Week 6: Instance-Based Learning Flashcards
Instance-based Classification
To classify a new instance, search the memory for the training instance that most resembles the new instance. A distance metric is used to compare the training instances.
Main components:
- Distance Function, which calculates the distance between any two instances.
- Combination function, which combines results from neighbours to arrive at an answer
Pros:
- Not restricted by data format
- Efficiently adaptable to the additional of new instances
- Requires relatively low training effort
Cons:
- Memory intensive
- Can be more time consuming that neural networks or decision trees
- Making suitable distance and combination functions can be tough
Similarity/Distance
This is the means by which different training instances can be measured for suitability with the new instance.
Absolute Difference
\left\lvert x_{i,j} - x_{i^{‘}, j} \right\rvert
Squared Difference
(x_{i,j} - x_{i^{‘},j})^2
Normalised Absolute Value
\frac{\left\lvert x_{i,j} - x_{i^{‘},j} \right\rvert}{\max_j - \min_j}
Absolute Difference of Standardised Values
\frac{\left\lvert x_{i,j} - \mu_j \right\rvert}{\sigma_j} - \frac{\left\lvert x_{i^{‘},j} - \mu_j \right\rvert}{\sigma_j}
Distance Metric for Nominal Attributes
d(x_{i,j}, x_{i^{‘},j}) = \left{ \begin{array}{cc} 0, & if x_{i,j} = v and x_{i^{‘},j} = v \ 1 & if x_{i,j} = v and x_{i^{‘},j} \ne v \end{array}
Euclidean Distance
d(\boldsymbol{x}i, \boldsymbol{x}{i^{‘}}) = \sqrt{\sum_{j=1}^n(x_{i,j} - x_{i^{‘},j})^2}
Manhattan Distance
d(\boldsymbol{x}i, \boldsymbol{x}{i^{‘}}) = \sum_{j=1}^n \left\lvert x_{i,j} - x_{i^{‘},j} \right\rvert
Weighted Voting
In this setup, not all neighbours are treated equally. The weight of the vote is proportional to the similarity with the new instance. Weighted voting allows for preventing ties.
Spectrogram
Can represent audio data in the frequency domain. Use for identifying songs from audio samples.
In the case of music identification, the vertical axis correspond to music frequencies. The horizontal axis represents time. The data can be transformed into constellation plots.
Constellation Plot
A graph of the frequency peaks for a song in the frequency domain. It only has the spectrogram peaks. Each song is defined by a unique constellation of peaks in the frequency domain, with background noise minimised.

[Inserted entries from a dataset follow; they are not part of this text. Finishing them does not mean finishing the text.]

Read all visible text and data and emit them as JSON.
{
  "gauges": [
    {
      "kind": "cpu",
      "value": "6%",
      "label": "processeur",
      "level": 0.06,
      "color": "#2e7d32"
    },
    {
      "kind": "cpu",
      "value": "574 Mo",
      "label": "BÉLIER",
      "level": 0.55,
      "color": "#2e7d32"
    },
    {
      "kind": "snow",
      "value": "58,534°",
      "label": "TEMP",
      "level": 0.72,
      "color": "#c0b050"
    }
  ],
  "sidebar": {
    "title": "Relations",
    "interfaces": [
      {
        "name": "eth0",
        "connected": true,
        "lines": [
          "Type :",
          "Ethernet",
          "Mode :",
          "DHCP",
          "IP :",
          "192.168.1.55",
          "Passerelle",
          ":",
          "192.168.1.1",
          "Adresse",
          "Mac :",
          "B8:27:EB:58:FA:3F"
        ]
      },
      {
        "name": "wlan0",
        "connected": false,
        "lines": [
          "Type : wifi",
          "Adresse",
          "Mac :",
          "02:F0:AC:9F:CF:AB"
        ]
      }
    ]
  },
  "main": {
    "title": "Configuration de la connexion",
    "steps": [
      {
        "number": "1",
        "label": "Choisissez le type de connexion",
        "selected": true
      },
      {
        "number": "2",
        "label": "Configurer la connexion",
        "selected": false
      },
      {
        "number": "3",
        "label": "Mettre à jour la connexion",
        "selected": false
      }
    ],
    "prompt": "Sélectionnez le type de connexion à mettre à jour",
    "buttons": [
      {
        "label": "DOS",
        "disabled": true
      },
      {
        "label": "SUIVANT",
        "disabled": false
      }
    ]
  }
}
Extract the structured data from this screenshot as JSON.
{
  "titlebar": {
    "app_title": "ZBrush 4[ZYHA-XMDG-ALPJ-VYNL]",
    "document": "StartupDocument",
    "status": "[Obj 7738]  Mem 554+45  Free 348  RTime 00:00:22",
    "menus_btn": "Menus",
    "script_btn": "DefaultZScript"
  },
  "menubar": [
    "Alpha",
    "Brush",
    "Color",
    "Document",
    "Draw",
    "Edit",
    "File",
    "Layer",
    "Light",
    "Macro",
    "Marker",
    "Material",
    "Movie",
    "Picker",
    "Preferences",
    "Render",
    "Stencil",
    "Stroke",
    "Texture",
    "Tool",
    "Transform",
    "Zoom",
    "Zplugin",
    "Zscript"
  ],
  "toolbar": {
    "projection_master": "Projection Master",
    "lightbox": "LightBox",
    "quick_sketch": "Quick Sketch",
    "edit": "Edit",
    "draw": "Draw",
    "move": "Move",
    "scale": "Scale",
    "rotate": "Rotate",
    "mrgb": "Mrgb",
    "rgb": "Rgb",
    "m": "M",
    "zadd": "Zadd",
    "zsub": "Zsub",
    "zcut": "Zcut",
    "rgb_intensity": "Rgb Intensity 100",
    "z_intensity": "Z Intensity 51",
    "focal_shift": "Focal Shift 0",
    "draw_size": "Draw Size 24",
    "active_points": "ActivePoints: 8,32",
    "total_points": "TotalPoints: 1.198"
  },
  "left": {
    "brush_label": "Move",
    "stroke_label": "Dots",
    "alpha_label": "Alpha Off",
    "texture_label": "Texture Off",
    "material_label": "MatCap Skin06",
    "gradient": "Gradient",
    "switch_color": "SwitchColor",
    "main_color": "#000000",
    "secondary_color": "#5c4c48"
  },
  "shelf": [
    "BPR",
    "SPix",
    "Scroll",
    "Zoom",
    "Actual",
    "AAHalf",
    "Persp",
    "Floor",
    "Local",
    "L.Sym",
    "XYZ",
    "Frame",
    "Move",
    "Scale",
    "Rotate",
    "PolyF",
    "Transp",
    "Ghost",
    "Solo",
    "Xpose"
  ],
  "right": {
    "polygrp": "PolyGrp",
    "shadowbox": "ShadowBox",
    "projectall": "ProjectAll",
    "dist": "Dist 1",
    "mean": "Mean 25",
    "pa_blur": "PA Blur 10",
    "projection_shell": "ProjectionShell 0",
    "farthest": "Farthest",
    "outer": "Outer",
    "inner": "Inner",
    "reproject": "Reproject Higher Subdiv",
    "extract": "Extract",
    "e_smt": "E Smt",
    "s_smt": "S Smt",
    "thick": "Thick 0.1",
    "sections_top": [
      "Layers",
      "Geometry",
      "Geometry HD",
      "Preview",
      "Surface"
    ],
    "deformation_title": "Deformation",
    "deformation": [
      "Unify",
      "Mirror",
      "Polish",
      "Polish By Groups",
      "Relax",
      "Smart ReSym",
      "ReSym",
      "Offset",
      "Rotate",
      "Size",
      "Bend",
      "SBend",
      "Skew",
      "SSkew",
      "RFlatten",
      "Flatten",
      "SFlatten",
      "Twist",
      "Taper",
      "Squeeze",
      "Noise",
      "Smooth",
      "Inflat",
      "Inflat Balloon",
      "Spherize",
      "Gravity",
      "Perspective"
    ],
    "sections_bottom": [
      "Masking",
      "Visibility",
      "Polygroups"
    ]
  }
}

Metric for Finding Similar Songs
Number of peaks that the two songs have in common / Number of all distinct Peaks
Anchor Points
An anchor point is a peak in the constellation chart that is paired with other peaks that follow in the time axis within a specified range of frequencies.
In the context of song identification, each anchor-peak pair is associated with a time difference between the peak and the anchor pair, and the frequency difference between the peak and the anchor.
Song Identification Method
- Convert the new snippet into a constellation plot.
- Turn the constellation plot into anchor points with anchor-peak pairs.
- Identify matching anchor points between the listened song and songs in the database. Determine the longest consecutive sequence of overlap between the two.
- Return the song with the longest overlap, i.e. the nearest neighbour.
kD-tree
An efficient data structure for storing instances in the k-dimensional space, where k is the number of attributes. It partitions the feature space into different regions, similar to Random Forests.
Finding Nearest Neighbours in kD-trees
Follow the appropriate path in the tree from the root to the relevant leaf node to find the nearest neighbour for a new instance. It’s not always correct, but is a good approximation.
Model
An abstract representation of a real-world process or artefact.
Predictive Modelling
Making a model that predicts future data. Examples: classification, regression
Descriptive Modelling
Making a model of known data. Examples: clustering, density estimation
Prescriptive Modelling
Making a model using data for making optimal decisions. Examples: mathematical programming
Parametric Models
Assumes a functional form. Uses the training data to estimate a fixed set of parameters for a model summarising the data. The number of parameters is independent of the number of training examples.
Examples: linear regression, logistic regression, neural networks
Non-Parametric Models
Data-driven approach. Has very few assumptions about the functional form. Don’t have a bounded set of parameters.
Examples: histograms, nearest neighbours, kernel methods
Histograms
Counts the number of points that fall in a certain bin. The bin heights estimate density. Is non-parametric.